Multi-Agent, Human-Agent and Beyond: A Survey on Cooperation in Social Dilemmas
Chunjiang Mu, Hao Guo, Yang Chen, Chen Shen, Shuyue Hu, Zhen Wang
TL;DR
This survey addresses cooperation in social dilemmas across AI and human contexts, formalizing normal-form and sequential models with $R$, $P$, $T$, $S$ payoffs and stochastic environments. It synthesizes three strands: multi-agent cooperation in SSDs through shaping intrinsic/external motivations and opponent adaptation; human-agent cooperation via algorithm design and human biases; and leveraging AI to promote human-human cooperation, including mechanisms such as inequity aversion, altruism, SVO, social influence, reputation, gifting, and contracts. The authors review representative SSD environments (Gathering, Wolfpack, Coins, CleanUp, Harvest) and analyze strategies for promoting cooperation, such as amTFT/LOLA-style opponent shaping and S++/S# signaling, while highlighting empirical insights from human-agent interactions.
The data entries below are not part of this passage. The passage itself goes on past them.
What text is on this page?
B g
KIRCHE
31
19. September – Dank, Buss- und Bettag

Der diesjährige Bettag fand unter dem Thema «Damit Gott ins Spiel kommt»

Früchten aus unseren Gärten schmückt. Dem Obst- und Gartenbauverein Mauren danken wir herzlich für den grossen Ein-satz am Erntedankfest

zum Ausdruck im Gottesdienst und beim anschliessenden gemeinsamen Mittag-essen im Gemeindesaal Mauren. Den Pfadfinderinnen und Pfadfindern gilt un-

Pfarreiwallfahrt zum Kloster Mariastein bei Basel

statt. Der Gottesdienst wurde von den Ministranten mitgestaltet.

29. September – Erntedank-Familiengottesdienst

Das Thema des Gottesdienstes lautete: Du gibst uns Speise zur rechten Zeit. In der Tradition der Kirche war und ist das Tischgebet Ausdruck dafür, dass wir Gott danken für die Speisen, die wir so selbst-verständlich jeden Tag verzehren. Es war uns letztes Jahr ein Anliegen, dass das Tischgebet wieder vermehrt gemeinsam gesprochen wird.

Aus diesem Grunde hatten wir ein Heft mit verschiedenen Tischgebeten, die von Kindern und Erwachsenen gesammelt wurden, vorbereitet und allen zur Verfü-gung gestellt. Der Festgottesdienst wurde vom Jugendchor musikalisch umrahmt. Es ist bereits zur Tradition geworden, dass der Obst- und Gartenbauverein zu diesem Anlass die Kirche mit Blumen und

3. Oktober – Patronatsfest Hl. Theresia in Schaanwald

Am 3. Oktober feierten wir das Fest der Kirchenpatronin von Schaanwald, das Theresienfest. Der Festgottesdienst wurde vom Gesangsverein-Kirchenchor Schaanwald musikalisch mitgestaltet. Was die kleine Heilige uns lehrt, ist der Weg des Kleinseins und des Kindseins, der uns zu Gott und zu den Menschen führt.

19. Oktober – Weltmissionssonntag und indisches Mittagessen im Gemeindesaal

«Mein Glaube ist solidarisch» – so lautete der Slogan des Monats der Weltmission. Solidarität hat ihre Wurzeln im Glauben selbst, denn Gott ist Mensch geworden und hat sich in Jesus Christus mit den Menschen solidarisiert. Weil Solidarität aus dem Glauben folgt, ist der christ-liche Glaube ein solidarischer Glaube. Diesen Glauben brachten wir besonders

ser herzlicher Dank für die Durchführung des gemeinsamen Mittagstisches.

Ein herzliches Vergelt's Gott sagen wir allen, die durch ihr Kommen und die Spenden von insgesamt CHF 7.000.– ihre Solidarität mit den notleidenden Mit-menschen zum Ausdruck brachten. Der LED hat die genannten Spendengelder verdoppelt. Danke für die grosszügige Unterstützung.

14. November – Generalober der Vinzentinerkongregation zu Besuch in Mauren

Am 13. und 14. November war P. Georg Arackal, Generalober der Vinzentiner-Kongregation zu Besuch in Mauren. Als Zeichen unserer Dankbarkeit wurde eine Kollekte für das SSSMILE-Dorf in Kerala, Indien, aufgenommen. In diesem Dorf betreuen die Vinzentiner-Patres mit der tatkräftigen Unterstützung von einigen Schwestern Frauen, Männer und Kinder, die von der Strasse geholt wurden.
They conclude with future directions, emphasizing the role of large language models, theoretical grounding, real-world applications (e.g., autonomous driving), and bridging human-agent cooperation with SSDs to advance cooperative AI and policy design.
Abstract
The study of cooperation within social dilemmas has long been a fundamental topic across various disciplines, including computer science and social science. Recent advancements in Artificial Intelligence (AI) have significantly reshaped this field, offering fresh insights into understanding and enhancing cooperation. This survey examines three key areas at the intersection of AI and cooperation in social dilemmas. First, focusing on multi-agent cooperation, we review the intrinsic and external motivations that support cooperation among rational agents, and the methods employed to develop effective strategies against diverse opponents. Second, looking into human-agent cooperation, we discuss the current AI algorithms for cooperating with humans and the human biases towards AI agents. Third, we review the emergent field of leveraging AI agents to enhance cooperation among humans. We conclude by discussing future research avenues, such as using large language models, establishing unified theoretical frameworks, revisiting existing theories of human cooperation, and exploring multiple real-world applications.